We cannot prevent shuffling. We can only reduce it. Ask a spark developer about performance issues and two things he/she will talk about is shuffling & partitioning. In this entry, we will focus just on shuffling. It would be a good idea to read one of the earlier posts on spark job execution model.
When data is distributed across a spark cluster, it is not always where it should be. Therefore, from time to time spark may need to move data across the various nodes to complete specific computations.
Shuffling is a process of redistribution of data across the various partitions. Data is moved across nodes. Technically a shuffle consists of Network I/O, Disk I/O and Data serialisation. Network I/O is the most expensive operation and is usually the focus when everyone talks about shuffling. Disk I/O is probably the surprising thing for everyone but is interesting as well and helps in the overall understanding of spark shuffling world.
There is no specific API available to developers to call a shuffle but there are numerous operations in spark which will trigger a shuffle – for example groupByKey. Rather all wide transformations will trigger a shuffle.
Job Stage & Shuffle
Quick Recap – We know that spark will keep grouping operation together which can operate on a data partition. All these operations are called stage. It would then go ahead and create a second stage which is based on the redistributed data and keep going till it final reaches the result.
Let’s dig a bit deeper into the creation of stages to understand this better. There are two things which happen
- Identifying an RDD which needs a shuffle. Such an RDD is called a ShuffledRDD. This is done when the DAG is formed. The link org.apache.spark.rdd.ShuffledRDD has the API documentation.
- DAG scheduler takes this DAG as an input and where there is a ShuffledRDD it is able to identify the dependencies using getDependencies method. Hence creating stages for the jobs.
This is where we dive into Shuffle. In this section we will cover two things
- Bit of History
- Sort based Shuffle
- Shuffle Configuration
Bit of History
Note – This has some map-reduce paradigm
Once upon a time 🙂 – during the pre Spark 1.2 days. Spark used to have Hash based shuffling and later it replaced it with Sort based shuffling. By 2.0 Hash based shuffling was gone.

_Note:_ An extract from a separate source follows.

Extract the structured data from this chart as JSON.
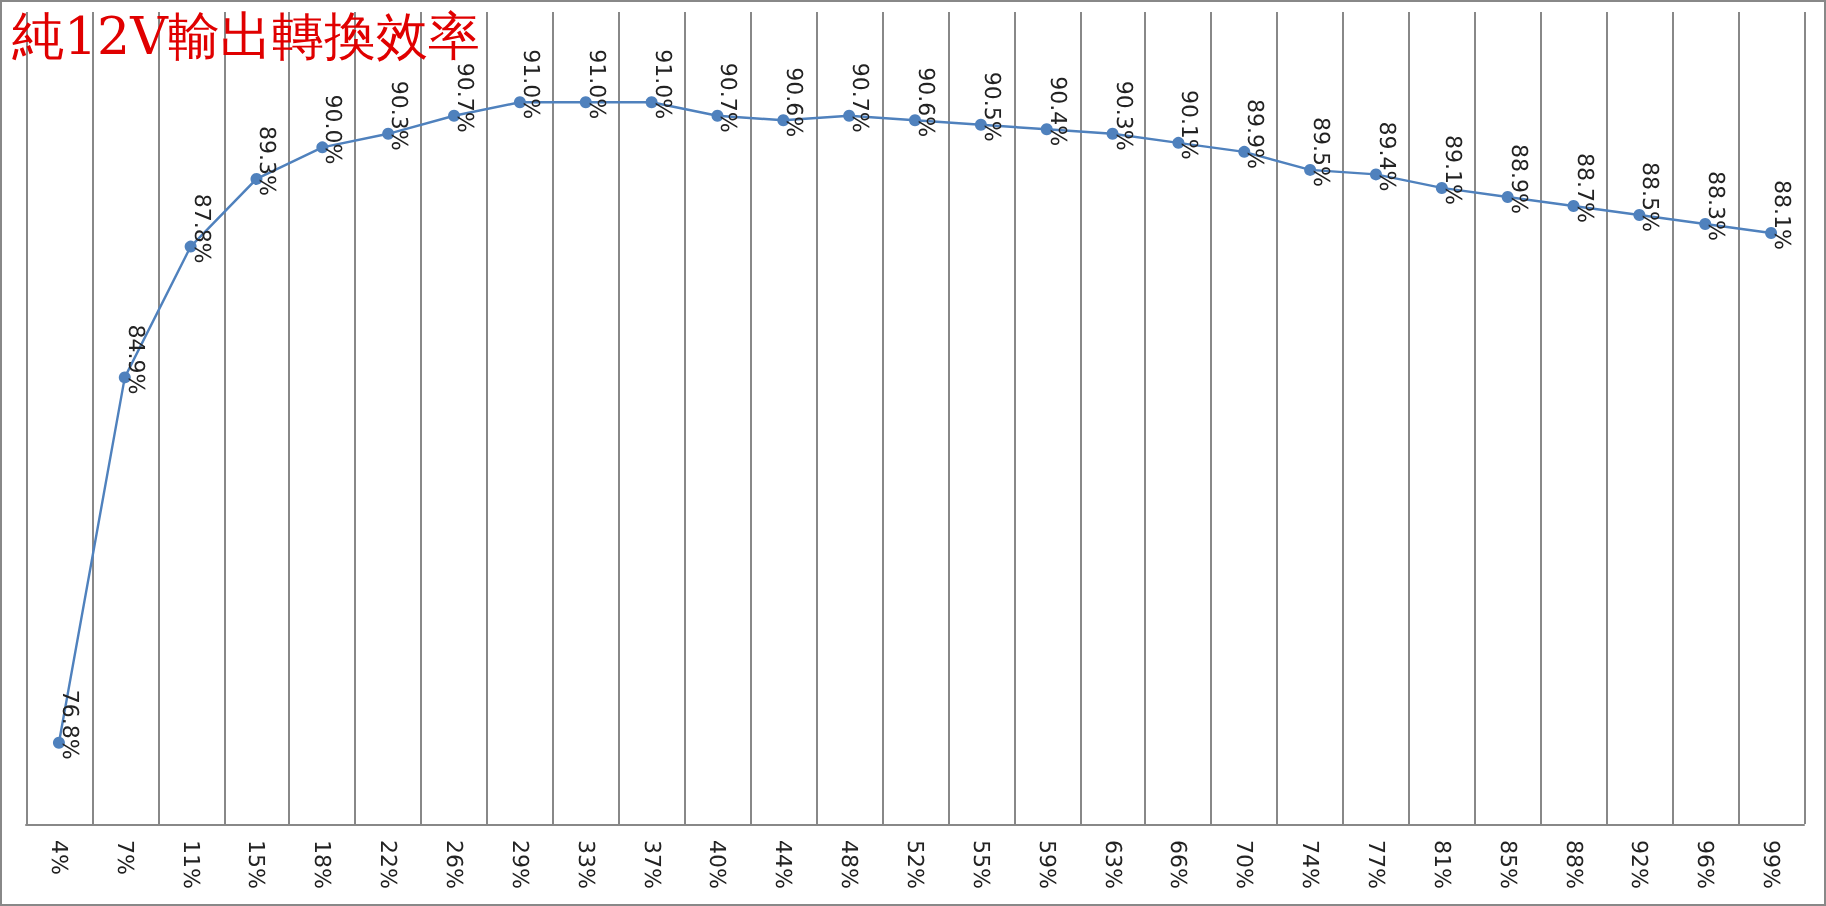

Hash based shuffling meant every task(mapper) in a stage would generate a file for every task(reduce) for the next stage.

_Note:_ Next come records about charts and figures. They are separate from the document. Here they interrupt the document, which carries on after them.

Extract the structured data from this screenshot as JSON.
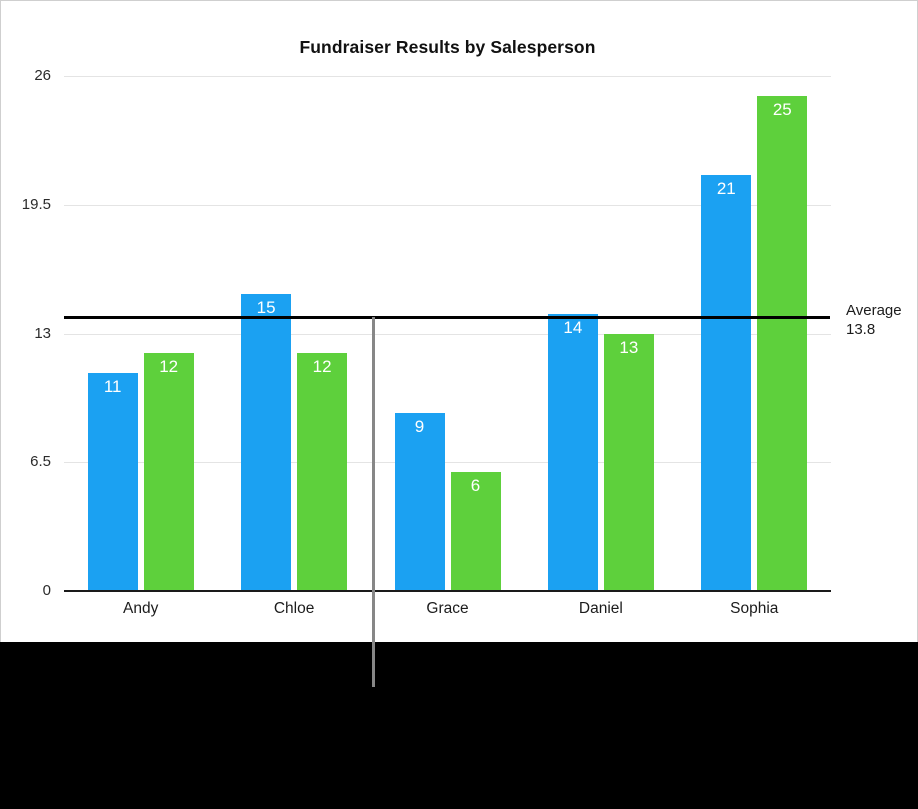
{
  "chart_data": {
    "type": "bar",
    "title": "Fundraiser Results by Salesperson",
    "categories": [
      "Andy",
      "Chloe",
      "Grace",
      "Daniel",
      "Sophia"
    ],
    "series": [
      {
        "name": "blue-series",
        "color": "#1ba1f2",
        "values": [
          11,
          15,
          9,
          14,
          21
        ]
      },
      {
        "name": "green-series",
        "color": "#5ed03c",
        "values": [
          12,
          12,
          6,
          13,
          25
        ]
      }
    ],
    "y_ticks": [
      26,
      19.5,
      13,
      6.5,
      0
    ],
    "ylim": [
      0,
      26
    ],
    "grid": true,
    "legend": "none",
    "value_labels": "inside-top",
    "annotations": {
      "average": {
        "value": 13.8,
        "label_line1": "Average",
        "label_line2": "13.8",
        "line_color": "#000000"
      }
    },
    "colors": {
      "grid": "#e4e4e4",
      "axis": "#1a1a1a",
      "value_label_text": "#ffffff",
      "background": "#ffffff",
      "letterbox": "#000000",
      "pointer_line": "#878787"
    }
  }
}
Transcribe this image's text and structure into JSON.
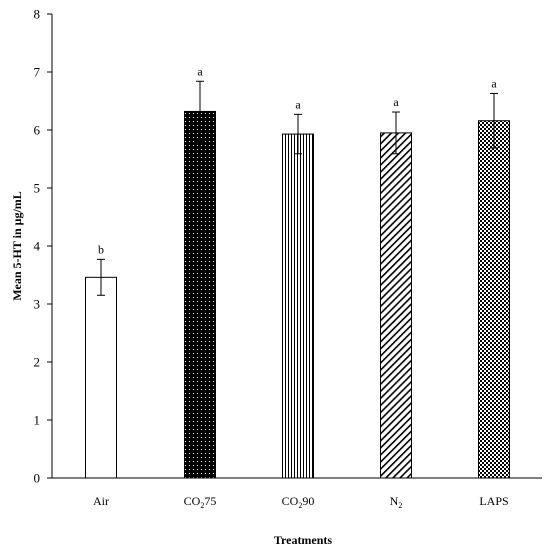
{
  "chart_data": {
    "type": "bar",
    "categories": [
      "Air",
      "CO₂75",
      "CO₂90",
      "N₂",
      "LAPS"
    ],
    "category_labels": [
      {
        "main": "Air",
        "sub": "",
        "suffix": ""
      },
      {
        "main": "CO",
        "sub": "2",
        "suffix": "75"
      },
      {
        "main": "CO",
        "sub": "2",
        "suffix": "90"
      },
      {
        "main": "N",
        "sub": "2",
        "suffix": ""
      },
      {
        "main": "LAPS",
        "sub": "",
        "suffix": ""
      }
    ],
    "values": [
      3.46,
      6.32,
      5.93,
      5.95,
      6.16
    ],
    "error": [
      0.31,
      0.52,
      0.34,
      0.36,
      0.47
    ],
    "significance_letters": [
      "b",
      "a",
      "a",
      "a",
      "a"
    ],
    "patterns": [
      "white",
      "dark-dots",
      "vertical-lines",
      "diagonal-lines",
      "crosshatch"
    ],
    "xlabel": "Treatments",
    "ylabel": "Mean 5-HT in μg/mL",
    "ylim": [
      0,
      8
    ],
    "yticks": [
      0,
      1,
      2,
      3,
      4,
      5,
      6,
      7,
      8
    ],
    "grid": false,
    "legend": "none"
  }
}
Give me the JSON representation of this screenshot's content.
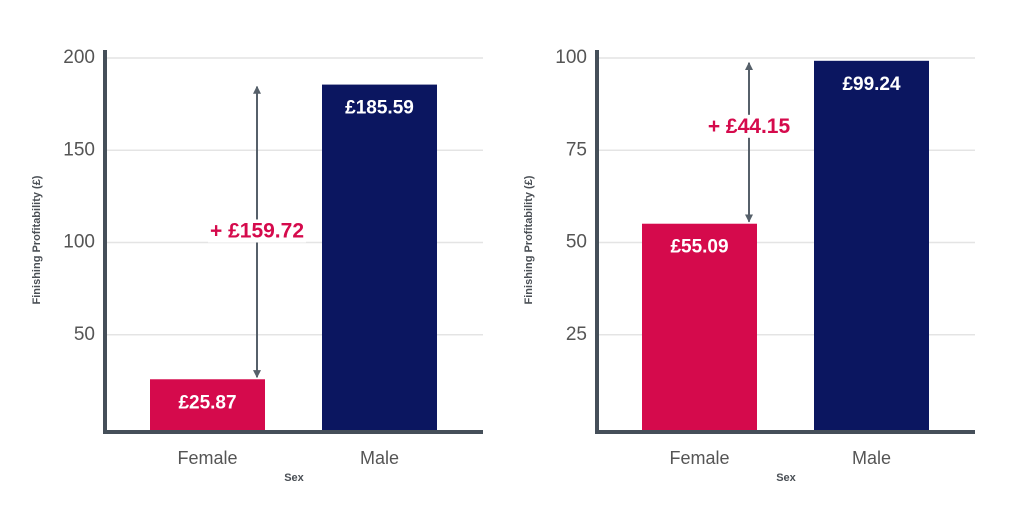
{
  "chart_data": [
    {
      "type": "bar",
      "y_label": "Finishing Profitability (£)",
      "x_label": "Sex",
      "categories": [
        "Female",
        "Male"
      ],
      "values": [
        25.87,
        185.59
      ],
      "value_labels": [
        "£25.87",
        "£185.59"
      ],
      "colors": [
        "#d50a4c",
        "#0b1660"
      ],
      "ylim": [
        0,
        200
      ],
      "yticks": [
        50,
        100,
        150,
        200
      ],
      "grid": true,
      "annotation": "+ £159.72"
    },
    {
      "type": "bar",
      "y_label": "Finishing Profitability (£)",
      "x_label": "Sex",
      "categories": [
        "Female",
        "Male"
      ],
      "values": [
        55.09,
        99.24
      ],
      "value_labels": [
        "£55.09",
        "£99.24"
      ],
      "colors": [
        "#d50a4c",
        "#0b1660"
      ],
      "ylim": [
        0,
        100
      ],
      "yticks": [
        25,
        50,
        75,
        100
      ],
      "grid": true,
      "annotation": "+ £44.15"
    }
  ]
}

Above is a simple example but it does illustrate the issues with shuffle
- There is Disk I/O during shuffle.
- If there were 10s of thousands of these intermediate files or more. Bad times.
The task which generates the intermediate files is called ShuffleMapTask.
Sort based shuffle
Sort based index works by task generating multiple files but then merging them together into a single file sorted by the key’s partition id. In addition, to the sorted data file it also generates an index file which has information about where the data for a particular partition starts and ends.

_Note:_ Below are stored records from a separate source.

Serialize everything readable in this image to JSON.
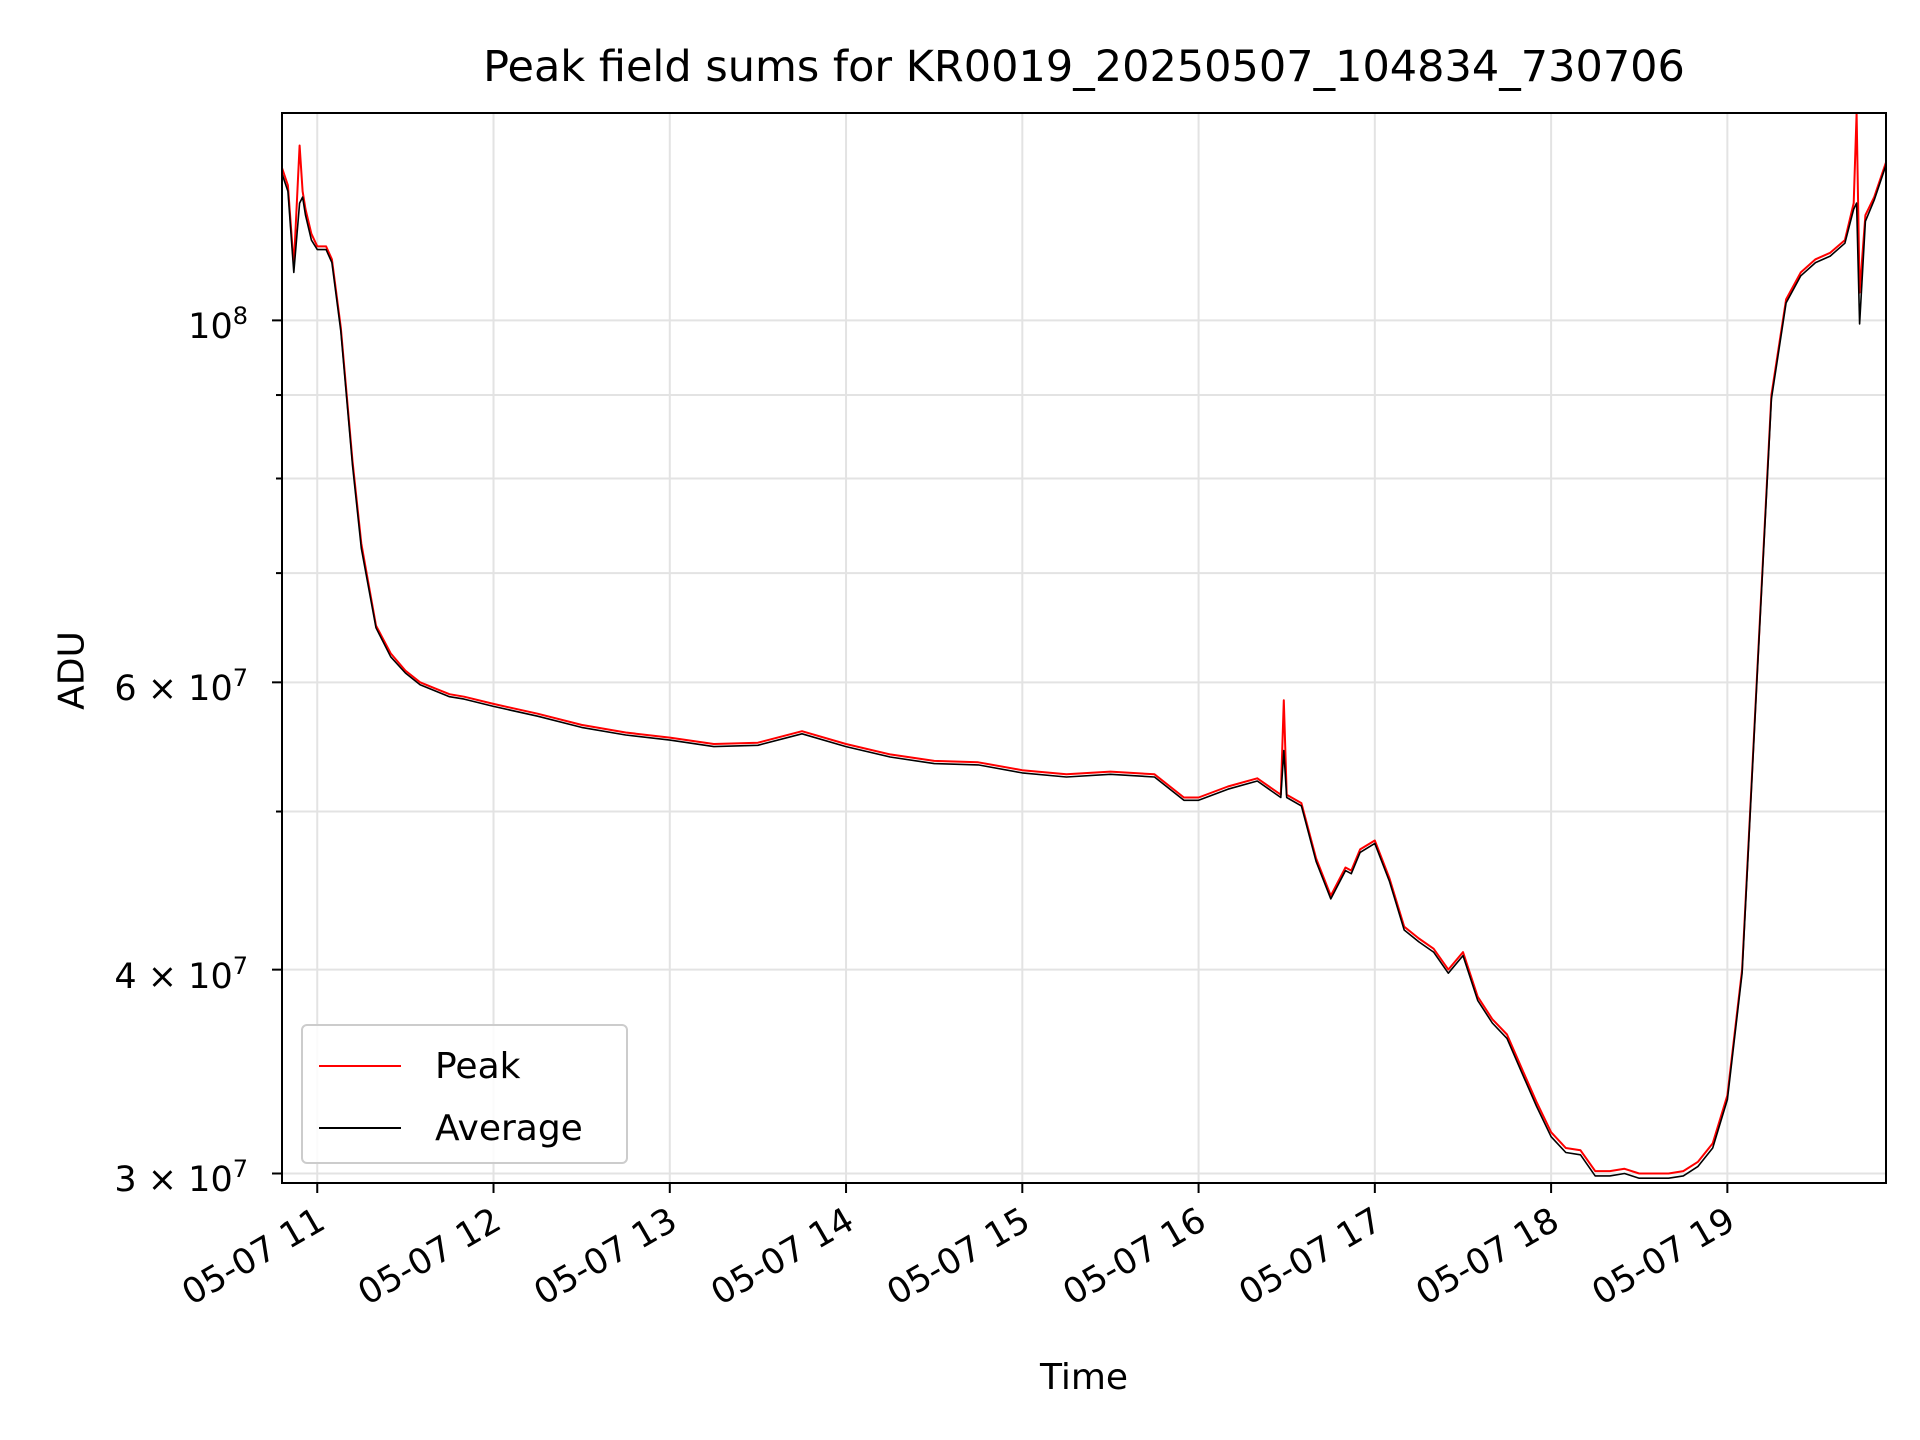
{
  "chart_data": {
    "type": "line",
    "title": "Peak field sums for KR0019_20250507_104834_730706",
    "xlabel": "Time",
    "ylabel": "ADU",
    "x_tick_labels": [
      "05-07 11",
      "05-07 12",
      "05-07 13",
      "05-07 14",
      "05-07 15",
      "05-07 16",
      "05-07 17",
      "05-07 18",
      "05-07 19"
    ],
    "y_tick_labels": [
      {
        "mantissa": "",
        "base": "10",
        "exp": "8",
        "value": 100000000
      },
      {
        "mantissa": "6 × ",
        "base": "10",
        "exp": "7",
        "value": 60000000
      },
      {
        "mantissa": "4 × ",
        "base": "10",
        "exp": "7",
        "value": 40000000
      },
      {
        "mantissa": "3 × ",
        "base": "10",
        "exp": "7",
        "value": 30000000
      }
    ],
    "yscale": "log",
    "xlim": [
      "2025-05-07 10:48",
      "2025-05-07 19:54"
    ],
    "ylim": [
      29600000,
      134000000
    ],
    "grid": true,
    "legend_position": "lower-left",
    "series": [
      {
        "name": "Peak",
        "color": "#ff0000",
        "x": [
          "10:48",
          "10:50",
          "10:52",
          "10:54",
          "10:55",
          "10:56",
          "10:58",
          "11:00",
          "11:03",
          "11:05",
          "11:08",
          "11:12",
          "11:15",
          "11:20",
          "11:25",
          "11:30",
          "11:35",
          "11:40",
          "11:45",
          "11:50",
          "12:00",
          "12:15",
          "12:30",
          "12:45",
          "13:00",
          "13:15",
          "13:30",
          "13:45",
          "14:00",
          "14:15",
          "14:30",
          "14:45",
          "15:00",
          "15:15",
          "15:30",
          "15:45",
          "15:55",
          "16:00",
          "16:10",
          "16:20",
          "16:28",
          "16:29",
          "16:30",
          "16:35",
          "16:40",
          "16:45",
          "16:50",
          "16:52",
          "16:55",
          "17:00",
          "17:05",
          "17:10",
          "17:15",
          "17:20",
          "17:25",
          "17:30",
          "17:35",
          "17:40",
          "17:45",
          "17:50",
          "17:55",
          "18:00",
          "18:05",
          "18:10",
          "18:15",
          "18:20",
          "18:25",
          "18:30",
          "18:40",
          "18:45",
          "18:50",
          "18:55",
          "19:00",
          "19:05",
          "19:10",
          "19:15",
          "19:20",
          "19:25",
          "19:30",
          "19:35",
          "19:40",
          "19:43",
          "19:44",
          "19:45",
          "19:47",
          "19:50",
          "19:54"
        ],
        "y": [
          124000000,
          121000000,
          108000000,
          128000000,
          120000000,
          117000000,
          113000000,
          111000000,
          111000000,
          109000000,
          99000000,
          82000000,
          73000000,
          65000000,
          62500000,
          61000000,
          60000000,
          59500000,
          59000000,
          58800000,
          58200000,
          57400000,
          56500000,
          55900000,
          55500000,
          55000000,
          55100000,
          56000000,
          55000000,
          54200000,
          53700000,
          53600000,
          53000000,
          52700000,
          52900000,
          52700000,
          51000000,
          51000000,
          51800000,
          52400000,
          51200000,
          58500000,
          51200000,
          50600000,
          46800000,
          44400000,
          46200000,
          46000000,
          47400000,
          48000000,
          45500000,
          42500000,
          41800000,
          41200000,
          40000000,
          41000000,
          38500000,
          37300000,
          36500000,
          34800000,
          33200000,
          31800000,
          31100000,
          31000000,
          30100000,
          30100000,
          30200000,
          30000000,
          30000000,
          30100000,
          30500000,
          31300000,
          33500000,
          40000000,
          60000000,
          90000000,
          103000000,
          107000000,
          109000000,
          110000000,
          112000000,
          118000000,
          134000000,
          104000000,
          116000000,
          119000000,
          125000000
        ]
      },
      {
        "name": "Average",
        "color": "#000000",
        "x": [
          "10:48",
          "10:50",
          "10:52",
          "10:54",
          "10:55",
          "10:56",
          "10:58",
          "11:00",
          "11:03",
          "11:05",
          "11:08",
          "11:12",
          "11:15",
          "11:20",
          "11:25",
          "11:30",
          "11:35",
          "11:40",
          "11:45",
          "11:50",
          "12:00",
          "12:15",
          "12:30",
          "12:45",
          "13:00",
          "13:15",
          "13:30",
          "13:45",
          "14:00",
          "14:15",
          "14:30",
          "14:45",
          "15:00",
          "15:15",
          "15:30",
          "15:45",
          "15:55",
          "16:00",
          "16:10",
          "16:20",
          "16:28",
          "16:29",
          "16:30",
          "16:35",
          "16:40",
          "16:45",
          "16:50",
          "16:52",
          "16:55",
          "17:00",
          "17:05",
          "17:10",
          "17:15",
          "17:20",
          "17:25",
          "17:30",
          "17:35",
          "17:40",
          "17:45",
          "17:50",
          "17:55",
          "18:00",
          "18:05",
          "18:10",
          "18:15",
          "18:20",
          "18:25",
          "18:30",
          "18:40",
          "18:45",
          "18:50",
          "18:55",
          "19:00",
          "19:05",
          "19:10",
          "19:15",
          "19:20",
          "19:25",
          "19:30",
          "19:35",
          "19:40",
          "19:43",
          "19:44",
          "19:45",
          "19:47",
          "19:50",
          "19:54"
        ],
        "y": [
          123000000,
          120000000,
          107000000,
          118000000,
          119000000,
          116000000,
          112000000,
          110500000,
          110500000,
          108500000,
          98500000,
          81500000,
          72500000,
          64800000,
          62200000,
          60800000,
          59800000,
          59300000,
          58800000,
          58600000,
          58000000,
          57200000,
          56300000,
          55700000,
          55300000,
          54800000,
          54900000,
          55800000,
          54800000,
          54000000,
          53500000,
          53400000,
          52800000,
          52500000,
          52700000,
          52500000,
          50800000,
          50800000,
          51600000,
          52200000,
          51000000,
          54500000,
          51000000,
          50400000,
          46600000,
          44200000,
          46000000,
          45800000,
          47200000,
          47800000,
          45300000,
          42300000,
          41600000,
          41000000,
          39800000,
          40800000,
          38300000,
          37100000,
          36300000,
          34600000,
          33000000,
          31600000,
          30900000,
          30800000,
          29900000,
          29900000,
          30000000,
          29800000,
          29800000,
          29900000,
          30300000,
          31100000,
          33300000,
          39800000,
          59800000,
          89500000,
          102500000,
          106500000,
          108500000,
          109500000,
          111500000,
          117000000,
          118000000,
          99500000,
          115000000,
          118500000,
          124500000
        ]
      }
    ]
  }
}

Index which is created is a sparse index. The index is a Key-value pair of partition id and start location i.e (partitionId, startLocation)
This method of shuffling has two advantages
- This method of shuffling data reduces the number of files dramatically and to a manageable level – 2 per ShuffleMapTask. In addition to that this data can also be compressed so as to reduce memory utilized and out-of-memory errors.
- Because the number of files are reduced the number of seek requests were high which would also lead to inefficient shuffles. This is also eliminated by Sort based shuffle
Note – Spark does not sort the data inside the partition when the intermediate data file is created that is done by the reducer tasks.
To Summarize, Sort based shuffle creates only two output files per map task.
- Intermediate file sorted on key’s partition id
- Index file.
When the reducer tasks request data they provide the ranges of the partitions and hence getting the data they need.
There are various configuration parameters which you can use to manage how shuffling takes place. Usually you donot need to change them and default will suffice but you can always change them if required. You can have a look at this link for a complete list. In this entry only a few are covered.
- spark.shuffle.compress – default true.The compress codec is managed via spark.io.compression.codec.
- spark.shuffle.spill.compress – default true. Compresses data which is spilled to disk. The compress codec is managed via spark.io.compression.codec.
- spark.shuffle.file.buffer – default 32K. Size of the in-memory buffer for each shuffle file output stream. Reduces the number of seeks and improves performance.
I hope you found this entry useful. See you back soon!